- The Washington Times - Thursday, July 6, 2017

The website that the president’s integrity commission is using to collect voter information from states is vulnerable to hacking or leaking of data, a top computer expert said Thursday as privacy advocates beseeched a federal judge to derail the panel’s data sweep.

Harry R. Lewis, a Harvard University professor, said he looked at the Army website the president’s commission is using, and each time he checked it, he got a warning from his web browser that the connection wasn’t solid.

One browser said “attackers might be trying to steal your information,” while another said sending data to the site “could put your confidential information at risk.”

“It is my opinion that [the website] is not a secure website for the transfer of personal data,” Mr. Lewis said in sworn written testimony filed with a federal judge in Washington.

The commission, led by Vice President Mike Pence, has had a rocky start, with a number of states saying they’ll resist efforts to get ahold of their public voter information, and with one group — the Electronic Privacy Information Center (EPIC) — filing an emergency lawsuit accusing the panel of breaking federal laws.

Judge Colleen Kollar-Kotelly is speeding the case along, and has prodded the Trump administration on what steps it’s taking to shield sensitive information from being leaked or hacked.

Commission Vice Chairman Kris W. Kobach has filed briefs with the court insisting that the Army-run website is safe, as is another email address the commission maintains inside the vice president’s office.

But Mr. Lewis’ declaration counters those claims.

Mr. Lewis is a member of EPIC, the group that’s suing.

Mr. Kobach has requested states turn over voter names, dates of birth, vote history, information about felony convictions or military service and even partial Social Security numbers. But he says he only wants information states already make public, so states that don’t release Social Security numbers — which is nearly all of them — would not provide that information.

The commission wants to run the names through federal databases to see if noncitizens or dead people are registered to vote and, if so, how widespread the problem is.

A number of states are resisting, and EPIC says the commission has “no legal authority” to collect information, saying that requesting the data without having safeguards in place violates federal privacy and electronic records laws.

“It does not matter that a particular state might disclose its voter data to some other requester under some other circumstances: this requester — the Commission — is barred by law from gathering this data without sufficient constitutional and statutory privacy safeguards,” EPIC said in court papers.

The commission argued in court papers this week that there’s no right to “informational privacy,” so there’s no intrusion by the panel asking for the information.
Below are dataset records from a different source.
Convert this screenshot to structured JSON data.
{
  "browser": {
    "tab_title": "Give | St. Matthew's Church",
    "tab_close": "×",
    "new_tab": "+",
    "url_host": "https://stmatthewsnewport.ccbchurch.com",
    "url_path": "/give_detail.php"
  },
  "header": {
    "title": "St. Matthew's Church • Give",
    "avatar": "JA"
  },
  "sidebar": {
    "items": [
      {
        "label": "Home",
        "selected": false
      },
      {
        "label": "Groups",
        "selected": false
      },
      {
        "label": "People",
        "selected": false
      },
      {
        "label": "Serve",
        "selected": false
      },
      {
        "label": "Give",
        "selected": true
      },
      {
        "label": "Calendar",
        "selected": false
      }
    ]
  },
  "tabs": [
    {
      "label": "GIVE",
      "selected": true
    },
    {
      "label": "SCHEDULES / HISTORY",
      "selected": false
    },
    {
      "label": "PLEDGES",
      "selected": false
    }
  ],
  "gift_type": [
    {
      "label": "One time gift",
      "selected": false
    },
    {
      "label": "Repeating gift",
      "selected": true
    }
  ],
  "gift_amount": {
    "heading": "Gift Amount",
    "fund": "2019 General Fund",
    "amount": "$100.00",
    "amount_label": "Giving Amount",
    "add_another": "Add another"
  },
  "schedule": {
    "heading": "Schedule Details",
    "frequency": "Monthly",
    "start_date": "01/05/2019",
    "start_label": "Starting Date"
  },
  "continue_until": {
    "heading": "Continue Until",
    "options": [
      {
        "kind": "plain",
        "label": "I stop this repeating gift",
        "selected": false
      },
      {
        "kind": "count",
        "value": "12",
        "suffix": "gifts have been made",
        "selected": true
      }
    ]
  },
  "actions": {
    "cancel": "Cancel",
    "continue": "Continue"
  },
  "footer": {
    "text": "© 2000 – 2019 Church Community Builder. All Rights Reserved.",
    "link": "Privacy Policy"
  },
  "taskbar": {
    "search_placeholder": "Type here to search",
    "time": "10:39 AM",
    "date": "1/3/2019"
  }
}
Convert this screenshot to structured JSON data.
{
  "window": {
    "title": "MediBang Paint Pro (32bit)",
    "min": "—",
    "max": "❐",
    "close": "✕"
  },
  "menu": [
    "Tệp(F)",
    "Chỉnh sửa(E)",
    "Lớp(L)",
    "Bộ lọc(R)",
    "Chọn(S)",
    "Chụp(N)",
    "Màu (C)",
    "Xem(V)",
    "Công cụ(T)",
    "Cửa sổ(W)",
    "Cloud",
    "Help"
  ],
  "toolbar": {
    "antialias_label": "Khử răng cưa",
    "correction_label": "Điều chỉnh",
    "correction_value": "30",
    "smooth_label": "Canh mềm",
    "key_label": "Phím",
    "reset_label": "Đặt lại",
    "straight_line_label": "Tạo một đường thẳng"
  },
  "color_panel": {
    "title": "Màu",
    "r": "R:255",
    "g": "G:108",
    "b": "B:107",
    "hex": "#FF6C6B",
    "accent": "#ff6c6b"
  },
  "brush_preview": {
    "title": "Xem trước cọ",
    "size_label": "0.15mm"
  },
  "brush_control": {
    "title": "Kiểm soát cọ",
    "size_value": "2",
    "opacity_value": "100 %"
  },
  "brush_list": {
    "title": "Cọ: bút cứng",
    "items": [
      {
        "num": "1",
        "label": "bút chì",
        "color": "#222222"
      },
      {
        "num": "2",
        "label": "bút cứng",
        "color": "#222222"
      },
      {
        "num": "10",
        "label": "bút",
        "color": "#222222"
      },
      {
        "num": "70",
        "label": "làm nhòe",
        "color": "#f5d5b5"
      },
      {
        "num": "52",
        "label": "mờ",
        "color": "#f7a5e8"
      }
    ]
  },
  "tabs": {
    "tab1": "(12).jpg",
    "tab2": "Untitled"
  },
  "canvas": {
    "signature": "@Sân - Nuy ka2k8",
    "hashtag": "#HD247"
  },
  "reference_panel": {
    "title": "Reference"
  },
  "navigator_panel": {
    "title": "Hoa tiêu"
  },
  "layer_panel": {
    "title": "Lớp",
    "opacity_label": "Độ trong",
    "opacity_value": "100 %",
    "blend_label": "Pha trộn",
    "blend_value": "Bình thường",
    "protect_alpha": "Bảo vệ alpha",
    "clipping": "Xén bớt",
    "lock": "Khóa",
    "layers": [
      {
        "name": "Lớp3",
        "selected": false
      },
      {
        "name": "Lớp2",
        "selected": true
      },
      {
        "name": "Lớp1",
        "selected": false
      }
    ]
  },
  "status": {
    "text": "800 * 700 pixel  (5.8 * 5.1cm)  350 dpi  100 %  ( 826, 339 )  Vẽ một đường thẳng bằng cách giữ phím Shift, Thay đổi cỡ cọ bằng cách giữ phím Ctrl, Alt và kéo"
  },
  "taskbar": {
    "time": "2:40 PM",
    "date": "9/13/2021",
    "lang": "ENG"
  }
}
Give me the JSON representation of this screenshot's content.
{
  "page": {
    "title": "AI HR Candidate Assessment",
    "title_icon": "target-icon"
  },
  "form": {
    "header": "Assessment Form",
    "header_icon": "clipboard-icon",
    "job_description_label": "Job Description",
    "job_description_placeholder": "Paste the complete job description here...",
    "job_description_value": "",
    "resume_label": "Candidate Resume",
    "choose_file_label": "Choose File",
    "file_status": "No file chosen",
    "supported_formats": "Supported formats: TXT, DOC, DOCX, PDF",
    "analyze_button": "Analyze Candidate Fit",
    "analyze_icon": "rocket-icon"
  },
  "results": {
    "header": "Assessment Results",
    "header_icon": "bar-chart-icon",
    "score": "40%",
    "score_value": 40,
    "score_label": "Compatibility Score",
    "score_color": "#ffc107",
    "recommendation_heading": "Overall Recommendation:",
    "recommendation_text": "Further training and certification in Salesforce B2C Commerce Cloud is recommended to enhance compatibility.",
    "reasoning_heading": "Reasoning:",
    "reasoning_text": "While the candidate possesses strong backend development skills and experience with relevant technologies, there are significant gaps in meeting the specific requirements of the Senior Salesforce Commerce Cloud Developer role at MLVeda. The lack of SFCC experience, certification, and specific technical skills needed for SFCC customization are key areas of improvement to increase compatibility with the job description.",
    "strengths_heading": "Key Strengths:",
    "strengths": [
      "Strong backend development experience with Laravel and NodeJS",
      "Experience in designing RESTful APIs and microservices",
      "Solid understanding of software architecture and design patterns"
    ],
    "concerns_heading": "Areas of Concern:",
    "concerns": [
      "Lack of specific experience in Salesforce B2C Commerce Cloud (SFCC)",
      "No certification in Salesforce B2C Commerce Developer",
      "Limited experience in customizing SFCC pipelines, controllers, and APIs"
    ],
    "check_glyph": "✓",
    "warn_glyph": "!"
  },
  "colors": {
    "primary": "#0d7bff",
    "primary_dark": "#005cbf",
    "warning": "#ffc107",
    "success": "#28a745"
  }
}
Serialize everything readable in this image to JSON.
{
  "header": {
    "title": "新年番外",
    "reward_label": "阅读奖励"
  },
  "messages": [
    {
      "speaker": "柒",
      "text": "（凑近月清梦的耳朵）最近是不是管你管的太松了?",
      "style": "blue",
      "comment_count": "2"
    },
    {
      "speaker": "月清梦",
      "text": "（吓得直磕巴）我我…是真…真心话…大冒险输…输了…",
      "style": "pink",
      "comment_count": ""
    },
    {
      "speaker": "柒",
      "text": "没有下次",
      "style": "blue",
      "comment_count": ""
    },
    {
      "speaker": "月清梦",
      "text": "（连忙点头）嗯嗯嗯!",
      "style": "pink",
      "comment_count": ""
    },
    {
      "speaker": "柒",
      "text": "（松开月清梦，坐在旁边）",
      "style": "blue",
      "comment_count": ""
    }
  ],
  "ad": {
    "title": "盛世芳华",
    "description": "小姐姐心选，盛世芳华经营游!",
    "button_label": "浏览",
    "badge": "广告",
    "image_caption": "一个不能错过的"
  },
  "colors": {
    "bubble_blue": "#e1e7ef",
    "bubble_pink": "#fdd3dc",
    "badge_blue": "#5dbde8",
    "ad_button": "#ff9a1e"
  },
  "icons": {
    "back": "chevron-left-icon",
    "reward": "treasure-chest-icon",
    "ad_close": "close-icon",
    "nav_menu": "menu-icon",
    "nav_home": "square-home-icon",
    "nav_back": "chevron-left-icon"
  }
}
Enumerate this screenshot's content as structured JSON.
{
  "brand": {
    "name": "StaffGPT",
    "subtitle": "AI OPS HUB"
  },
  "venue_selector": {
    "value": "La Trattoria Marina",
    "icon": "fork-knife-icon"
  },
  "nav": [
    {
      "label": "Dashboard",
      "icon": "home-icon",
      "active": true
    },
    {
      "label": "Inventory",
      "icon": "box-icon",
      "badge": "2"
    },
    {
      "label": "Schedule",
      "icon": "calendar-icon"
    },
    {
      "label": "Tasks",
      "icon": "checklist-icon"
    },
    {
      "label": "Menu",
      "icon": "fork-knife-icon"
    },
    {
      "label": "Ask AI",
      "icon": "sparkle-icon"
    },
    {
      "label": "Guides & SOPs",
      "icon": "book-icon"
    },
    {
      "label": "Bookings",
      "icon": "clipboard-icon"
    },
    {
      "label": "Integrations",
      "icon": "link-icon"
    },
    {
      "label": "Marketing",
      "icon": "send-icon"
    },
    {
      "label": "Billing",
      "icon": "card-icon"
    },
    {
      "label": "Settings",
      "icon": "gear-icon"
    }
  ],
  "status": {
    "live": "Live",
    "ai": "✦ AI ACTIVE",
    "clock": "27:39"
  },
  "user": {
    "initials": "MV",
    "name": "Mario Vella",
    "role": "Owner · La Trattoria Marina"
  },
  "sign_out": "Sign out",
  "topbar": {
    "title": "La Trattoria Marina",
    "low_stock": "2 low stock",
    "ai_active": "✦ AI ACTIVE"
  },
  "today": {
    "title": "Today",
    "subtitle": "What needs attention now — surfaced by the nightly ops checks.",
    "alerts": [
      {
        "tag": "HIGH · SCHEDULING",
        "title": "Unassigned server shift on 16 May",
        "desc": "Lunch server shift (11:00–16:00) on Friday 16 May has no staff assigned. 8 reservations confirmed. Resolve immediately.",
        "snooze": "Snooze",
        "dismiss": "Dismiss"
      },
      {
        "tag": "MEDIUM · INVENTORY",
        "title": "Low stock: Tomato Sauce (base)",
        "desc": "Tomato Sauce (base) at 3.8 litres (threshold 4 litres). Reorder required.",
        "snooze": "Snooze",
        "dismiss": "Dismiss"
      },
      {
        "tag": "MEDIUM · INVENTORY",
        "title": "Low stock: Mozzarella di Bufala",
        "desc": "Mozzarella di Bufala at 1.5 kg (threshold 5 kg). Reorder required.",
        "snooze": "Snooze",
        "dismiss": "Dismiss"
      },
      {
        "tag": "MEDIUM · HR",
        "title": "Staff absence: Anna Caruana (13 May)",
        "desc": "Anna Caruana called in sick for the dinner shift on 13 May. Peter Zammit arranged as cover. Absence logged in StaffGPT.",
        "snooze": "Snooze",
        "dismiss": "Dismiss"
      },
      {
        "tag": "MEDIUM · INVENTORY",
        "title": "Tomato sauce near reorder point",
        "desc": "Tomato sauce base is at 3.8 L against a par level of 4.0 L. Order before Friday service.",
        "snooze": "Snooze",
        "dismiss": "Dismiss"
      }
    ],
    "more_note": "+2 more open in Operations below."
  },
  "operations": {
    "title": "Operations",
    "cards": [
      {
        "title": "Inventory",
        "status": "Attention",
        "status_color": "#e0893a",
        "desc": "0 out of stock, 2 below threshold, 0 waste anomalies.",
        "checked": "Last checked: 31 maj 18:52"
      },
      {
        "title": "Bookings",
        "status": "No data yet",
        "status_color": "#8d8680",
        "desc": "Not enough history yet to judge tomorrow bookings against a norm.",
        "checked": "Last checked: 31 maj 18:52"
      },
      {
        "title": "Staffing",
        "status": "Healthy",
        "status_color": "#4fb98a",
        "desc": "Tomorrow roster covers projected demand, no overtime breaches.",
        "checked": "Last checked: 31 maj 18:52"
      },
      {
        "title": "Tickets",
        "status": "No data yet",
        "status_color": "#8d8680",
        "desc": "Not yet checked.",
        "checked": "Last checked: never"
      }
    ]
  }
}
In response to the judge’s inquiries, Mr. Kobach said the commission is using the Army-run website to receive large files from state elections officials. The information will then be stored by the White House, he said.

Mr. Kobach also said the email address he gave out is run by the vice president’s office and is subject to all the usual protections of a White House account.

The judge had also prodded Mr. Kobach to explain whether any of the commission’s members are also regular federal agency employees, which could make the commission’s work subject to privacy laws.

Mr. Kobach said one member, Christy McCormick, is part of the federal Election Assistance Commission. But he said she is not acting in her official capacity on the voter integrity panel.

He also released a full list of commission members which, besides himself, Mr. Pence and Ms. McCormick, includes: Indiana Secretary of State Connie Lawson; New Hampshire Secretary of State Bill Gardner; Maine Secretary of State Matt Dunlap; former Ohio Secretary of State Ken Blackwell; former Arkansas state Rep. David Dunn; Wood County (West Virginia) Clerk Mark Rhodes; and Hans Von Spakovsky, a former Federal Election Commission member and now senior legal fellow at The Heritage Foundation.